7.1.4形式は初の試みで、遊び心や想像を込めて制作しました。
本作品はパンクバンド曲を7.1.4形式にし、 MIXしたものです。こちらは私が所属するバンド「SQUALOZ」の楽曲で、元はステレオ音源用として録音したもので今回はその限られたトラックの中、 MIXを行い7.1.4形式にてパンクを表現しました。
こちらは7.1.4音源の視聴ページです。
http://soundmedia.jp/Furuta/
こちら私「SQUALOZ」のYouTube「燃やせ」のステレオ音源です。
録音・制作について
録音について
名古屋芸術大学CR1スタジオにてDrum、Guitar、Bassを 別々に収録しました。BassはDIを使用して録音、Guitarは Kemper Profiling Amplifierを使用し、Drumは SSL4000のヘッドアンプを用いながら、Kick SNには、 Universal Audio 1176LN、OHには、NEVE 33609コン プレッサーを使用しました。
制作について
ステレオでMIX音作りを行なった後に、7.1.4にてMIX を行いました。音数がかなり少なかったため、空間を埋めることが難しかったのですが、トラックを複製しリバーブ用のトラックと、ラウドな仕上がりにするために歪み用のトラックとで使い分けを行いました。
コンテスト参加ついて
受賞の感想をお願いします!
この度は名誉ある奨励賞をいただき、大変光栄に思います。制作を行うにあたってご指導いただいた先生方、 MIXにおいてのアドバイスをくれた方々、そして相方の伊予田正規にこの場をお借りして感謝申し上げます。
参加のきっかけは?
私は大学に入り憧れのバンドを結成する事ができました。バンド活動をして曲が完成し、世界に自分たちの音楽を発信したいと思い、大学のレコーディングスタジオにて録音を始めました。それをきっかけに私はオーディオの世界に強く関心を持つようになり、今回「学生の制作する音楽録音作品コンテスト」に応募させていただきました。
制作時のエピソードはありますか?
今回はパンクロック曲の場合ではありますが、ただトラックを複製して配置するよりも残響や部屋の響きを意識して配置することにより、リスナーは聞き馴染みやすく曲のテーマが分かりやすく伝えやすいと思いました。
参加してみて良かったことは?
今回の経験と反省をもとに、録音段階で7.1.4形式を想定した制作に取り組んでいきたいと思います。
審査員評
- まだ多くの人がトライしていないフォーマットにトライできてよかった。
- 企画意図通りにできていて面白いと思う。
- ステレオでは表現できないことをやろうという意気込みを感じた。
- パンクらしい歌詞とサウンドである。
- ロックのラウド感、音圧感、塊感と、サラウンドは相反するので、難しいかも。
- パンクロックへの敬意が感じられた。
- パンクの勢いを無くさないようにしながら、Choやギターの定位に工夫できたと思う。
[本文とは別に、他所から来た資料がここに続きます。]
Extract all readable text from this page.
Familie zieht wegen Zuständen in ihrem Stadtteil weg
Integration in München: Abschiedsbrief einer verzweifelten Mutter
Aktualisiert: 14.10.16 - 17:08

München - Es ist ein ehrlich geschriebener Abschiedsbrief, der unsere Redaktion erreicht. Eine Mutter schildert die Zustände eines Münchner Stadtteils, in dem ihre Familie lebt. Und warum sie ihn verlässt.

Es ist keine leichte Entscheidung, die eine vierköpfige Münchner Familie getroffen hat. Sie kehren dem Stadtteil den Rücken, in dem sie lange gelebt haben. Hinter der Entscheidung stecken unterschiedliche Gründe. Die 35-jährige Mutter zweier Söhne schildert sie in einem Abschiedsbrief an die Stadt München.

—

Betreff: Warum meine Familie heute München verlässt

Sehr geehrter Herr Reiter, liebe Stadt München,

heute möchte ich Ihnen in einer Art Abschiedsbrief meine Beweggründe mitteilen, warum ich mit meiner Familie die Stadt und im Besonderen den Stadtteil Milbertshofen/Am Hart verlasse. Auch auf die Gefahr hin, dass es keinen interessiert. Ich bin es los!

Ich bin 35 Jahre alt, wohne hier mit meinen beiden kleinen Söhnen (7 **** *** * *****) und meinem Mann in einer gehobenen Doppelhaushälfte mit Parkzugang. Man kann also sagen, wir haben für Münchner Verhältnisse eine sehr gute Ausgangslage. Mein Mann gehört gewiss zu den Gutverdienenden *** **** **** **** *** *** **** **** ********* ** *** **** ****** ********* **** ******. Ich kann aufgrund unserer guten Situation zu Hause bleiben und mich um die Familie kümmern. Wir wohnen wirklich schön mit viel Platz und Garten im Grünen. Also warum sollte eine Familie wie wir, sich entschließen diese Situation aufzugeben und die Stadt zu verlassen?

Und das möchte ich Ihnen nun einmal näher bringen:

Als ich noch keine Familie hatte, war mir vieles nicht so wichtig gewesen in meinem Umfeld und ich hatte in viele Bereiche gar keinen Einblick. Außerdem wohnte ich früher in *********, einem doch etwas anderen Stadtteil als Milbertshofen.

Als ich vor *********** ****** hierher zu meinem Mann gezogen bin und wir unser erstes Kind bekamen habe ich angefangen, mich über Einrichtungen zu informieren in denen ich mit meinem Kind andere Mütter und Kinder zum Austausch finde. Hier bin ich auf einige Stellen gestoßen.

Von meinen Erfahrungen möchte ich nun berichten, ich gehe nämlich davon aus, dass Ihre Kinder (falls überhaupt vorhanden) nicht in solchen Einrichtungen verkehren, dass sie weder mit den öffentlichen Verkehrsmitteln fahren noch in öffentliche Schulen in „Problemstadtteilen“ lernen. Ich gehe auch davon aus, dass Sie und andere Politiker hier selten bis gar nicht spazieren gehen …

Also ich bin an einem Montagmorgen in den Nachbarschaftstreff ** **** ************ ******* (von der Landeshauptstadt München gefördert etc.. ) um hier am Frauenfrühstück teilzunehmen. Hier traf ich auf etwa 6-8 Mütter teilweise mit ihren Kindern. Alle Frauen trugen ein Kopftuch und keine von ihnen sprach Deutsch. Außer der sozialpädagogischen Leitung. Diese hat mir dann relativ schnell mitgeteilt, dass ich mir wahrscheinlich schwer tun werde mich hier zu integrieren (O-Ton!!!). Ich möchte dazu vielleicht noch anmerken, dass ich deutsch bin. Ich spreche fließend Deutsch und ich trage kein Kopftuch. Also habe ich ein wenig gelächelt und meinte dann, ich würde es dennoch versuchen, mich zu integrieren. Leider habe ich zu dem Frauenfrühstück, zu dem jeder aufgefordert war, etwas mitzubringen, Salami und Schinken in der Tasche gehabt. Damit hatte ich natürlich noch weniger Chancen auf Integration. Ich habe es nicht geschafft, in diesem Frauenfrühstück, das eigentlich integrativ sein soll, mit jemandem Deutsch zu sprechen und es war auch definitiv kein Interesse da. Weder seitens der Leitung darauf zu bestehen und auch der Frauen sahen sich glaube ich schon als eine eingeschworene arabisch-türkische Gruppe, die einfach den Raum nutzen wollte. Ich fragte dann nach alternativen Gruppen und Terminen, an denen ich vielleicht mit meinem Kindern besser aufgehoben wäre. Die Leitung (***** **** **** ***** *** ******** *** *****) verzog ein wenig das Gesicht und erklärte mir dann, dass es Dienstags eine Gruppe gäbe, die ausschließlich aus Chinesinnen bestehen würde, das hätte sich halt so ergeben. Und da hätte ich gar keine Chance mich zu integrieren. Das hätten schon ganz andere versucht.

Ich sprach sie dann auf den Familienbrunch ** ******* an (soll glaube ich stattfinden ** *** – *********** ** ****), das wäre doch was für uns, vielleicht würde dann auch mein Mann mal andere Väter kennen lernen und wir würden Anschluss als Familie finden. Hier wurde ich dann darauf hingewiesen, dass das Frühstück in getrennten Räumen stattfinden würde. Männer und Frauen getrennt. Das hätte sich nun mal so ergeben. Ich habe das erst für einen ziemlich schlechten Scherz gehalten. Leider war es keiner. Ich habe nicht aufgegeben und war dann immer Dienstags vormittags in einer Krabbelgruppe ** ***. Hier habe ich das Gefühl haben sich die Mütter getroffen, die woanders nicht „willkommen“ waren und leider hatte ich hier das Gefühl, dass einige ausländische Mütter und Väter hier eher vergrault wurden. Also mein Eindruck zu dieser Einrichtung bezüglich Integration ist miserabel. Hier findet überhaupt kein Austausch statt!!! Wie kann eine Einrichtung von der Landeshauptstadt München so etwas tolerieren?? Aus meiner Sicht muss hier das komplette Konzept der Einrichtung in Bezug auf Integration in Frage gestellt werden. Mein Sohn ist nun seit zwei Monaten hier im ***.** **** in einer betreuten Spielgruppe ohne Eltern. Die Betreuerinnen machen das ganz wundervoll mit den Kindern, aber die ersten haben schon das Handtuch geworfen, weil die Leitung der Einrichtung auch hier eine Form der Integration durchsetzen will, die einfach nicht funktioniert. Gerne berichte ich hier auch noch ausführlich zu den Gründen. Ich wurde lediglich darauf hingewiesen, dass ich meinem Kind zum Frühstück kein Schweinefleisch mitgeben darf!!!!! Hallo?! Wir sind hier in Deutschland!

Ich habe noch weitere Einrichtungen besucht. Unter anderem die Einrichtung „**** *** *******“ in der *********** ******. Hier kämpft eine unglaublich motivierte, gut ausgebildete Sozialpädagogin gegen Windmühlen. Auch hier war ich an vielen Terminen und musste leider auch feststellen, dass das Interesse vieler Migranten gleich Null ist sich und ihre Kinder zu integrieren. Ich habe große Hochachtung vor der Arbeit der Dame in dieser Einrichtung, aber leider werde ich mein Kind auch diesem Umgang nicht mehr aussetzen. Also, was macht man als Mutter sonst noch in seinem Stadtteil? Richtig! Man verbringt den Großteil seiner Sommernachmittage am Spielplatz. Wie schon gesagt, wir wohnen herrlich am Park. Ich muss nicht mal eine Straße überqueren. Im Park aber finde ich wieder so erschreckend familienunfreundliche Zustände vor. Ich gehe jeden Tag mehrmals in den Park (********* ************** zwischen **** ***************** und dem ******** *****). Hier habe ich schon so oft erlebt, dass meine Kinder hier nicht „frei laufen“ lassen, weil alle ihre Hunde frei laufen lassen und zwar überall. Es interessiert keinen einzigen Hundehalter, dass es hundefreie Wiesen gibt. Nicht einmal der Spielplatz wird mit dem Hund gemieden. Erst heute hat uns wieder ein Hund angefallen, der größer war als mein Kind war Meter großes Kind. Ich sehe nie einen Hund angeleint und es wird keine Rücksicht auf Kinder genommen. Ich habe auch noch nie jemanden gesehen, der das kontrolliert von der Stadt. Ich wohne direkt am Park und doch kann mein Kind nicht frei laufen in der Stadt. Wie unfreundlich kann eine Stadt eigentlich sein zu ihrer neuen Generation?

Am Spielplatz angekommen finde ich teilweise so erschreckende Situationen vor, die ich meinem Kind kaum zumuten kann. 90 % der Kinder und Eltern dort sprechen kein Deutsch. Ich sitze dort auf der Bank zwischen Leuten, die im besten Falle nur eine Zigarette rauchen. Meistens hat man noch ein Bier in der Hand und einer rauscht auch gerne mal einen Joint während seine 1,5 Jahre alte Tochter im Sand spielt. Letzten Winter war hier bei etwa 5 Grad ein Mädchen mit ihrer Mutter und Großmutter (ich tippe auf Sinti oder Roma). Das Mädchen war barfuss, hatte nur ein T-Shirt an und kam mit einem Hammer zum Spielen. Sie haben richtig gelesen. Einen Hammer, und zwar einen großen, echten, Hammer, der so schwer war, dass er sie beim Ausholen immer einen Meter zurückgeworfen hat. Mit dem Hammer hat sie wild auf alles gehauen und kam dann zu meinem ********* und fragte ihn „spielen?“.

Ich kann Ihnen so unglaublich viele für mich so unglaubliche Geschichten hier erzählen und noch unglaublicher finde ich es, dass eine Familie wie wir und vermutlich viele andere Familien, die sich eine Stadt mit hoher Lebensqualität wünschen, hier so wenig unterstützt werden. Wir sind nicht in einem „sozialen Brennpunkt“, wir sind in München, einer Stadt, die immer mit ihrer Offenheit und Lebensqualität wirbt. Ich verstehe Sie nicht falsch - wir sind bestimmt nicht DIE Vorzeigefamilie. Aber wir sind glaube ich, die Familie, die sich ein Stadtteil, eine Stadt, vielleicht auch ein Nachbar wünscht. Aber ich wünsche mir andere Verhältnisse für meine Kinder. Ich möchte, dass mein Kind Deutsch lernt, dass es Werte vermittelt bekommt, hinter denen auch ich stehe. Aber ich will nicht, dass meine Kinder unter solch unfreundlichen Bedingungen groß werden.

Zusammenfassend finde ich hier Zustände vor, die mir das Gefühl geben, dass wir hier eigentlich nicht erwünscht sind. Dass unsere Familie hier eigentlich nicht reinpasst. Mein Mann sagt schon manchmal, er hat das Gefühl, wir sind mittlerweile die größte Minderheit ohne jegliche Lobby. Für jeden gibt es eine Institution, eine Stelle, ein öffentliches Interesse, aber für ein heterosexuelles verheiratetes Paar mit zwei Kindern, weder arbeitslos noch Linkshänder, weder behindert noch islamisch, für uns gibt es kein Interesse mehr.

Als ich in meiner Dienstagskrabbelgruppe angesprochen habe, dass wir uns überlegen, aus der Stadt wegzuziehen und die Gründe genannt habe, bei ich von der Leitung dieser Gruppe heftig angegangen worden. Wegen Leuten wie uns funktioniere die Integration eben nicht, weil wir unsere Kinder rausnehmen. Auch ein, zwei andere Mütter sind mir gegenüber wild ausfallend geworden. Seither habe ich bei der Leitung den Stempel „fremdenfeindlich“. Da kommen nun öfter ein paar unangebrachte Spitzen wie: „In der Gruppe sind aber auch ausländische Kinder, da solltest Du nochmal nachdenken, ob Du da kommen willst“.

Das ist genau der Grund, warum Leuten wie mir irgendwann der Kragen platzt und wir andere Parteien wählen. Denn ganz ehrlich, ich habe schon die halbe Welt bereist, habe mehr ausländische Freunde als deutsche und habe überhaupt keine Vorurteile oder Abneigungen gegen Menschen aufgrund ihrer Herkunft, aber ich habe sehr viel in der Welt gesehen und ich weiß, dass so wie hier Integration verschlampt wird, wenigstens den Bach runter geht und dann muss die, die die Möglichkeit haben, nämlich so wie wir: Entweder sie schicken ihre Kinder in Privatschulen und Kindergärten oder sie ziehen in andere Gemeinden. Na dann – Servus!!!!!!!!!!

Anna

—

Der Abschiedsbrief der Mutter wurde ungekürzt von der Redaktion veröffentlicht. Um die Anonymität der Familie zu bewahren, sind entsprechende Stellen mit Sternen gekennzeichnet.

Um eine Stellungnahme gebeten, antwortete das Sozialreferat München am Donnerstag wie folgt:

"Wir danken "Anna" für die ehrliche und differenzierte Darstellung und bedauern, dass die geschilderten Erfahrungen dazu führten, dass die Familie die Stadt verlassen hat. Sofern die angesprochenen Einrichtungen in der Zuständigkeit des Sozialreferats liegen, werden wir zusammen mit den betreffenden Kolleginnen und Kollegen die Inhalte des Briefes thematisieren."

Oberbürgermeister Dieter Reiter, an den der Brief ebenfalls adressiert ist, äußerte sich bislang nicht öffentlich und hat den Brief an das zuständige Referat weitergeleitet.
- 良く録れているが、ロック感がもっと出せられれば。
- もう少し立体音響の利点を活かす定位や音楽作りをすれば、尚よかった。
- 定点で聴くときちんとした音楽性が出ている。しかし身体を揺らす音楽だから、聴者を束縛してしまう恐れがある。
- イマーシブ感はよく出ている。Gtを両サイドの身から出すことをはじめとして、定位のアイディアは成功している。惜しむらくは、スネアの音にインパクトがなく、サウンド全体の迫力を削いでいる。またボーカルの抜け、存在感がもう一つで、攻撃的な歌唱とのマッチングがもう一つ足りない印象。しかし、こうしたロックナンバーを7.1.4chで制作しようという心意気が評価できる。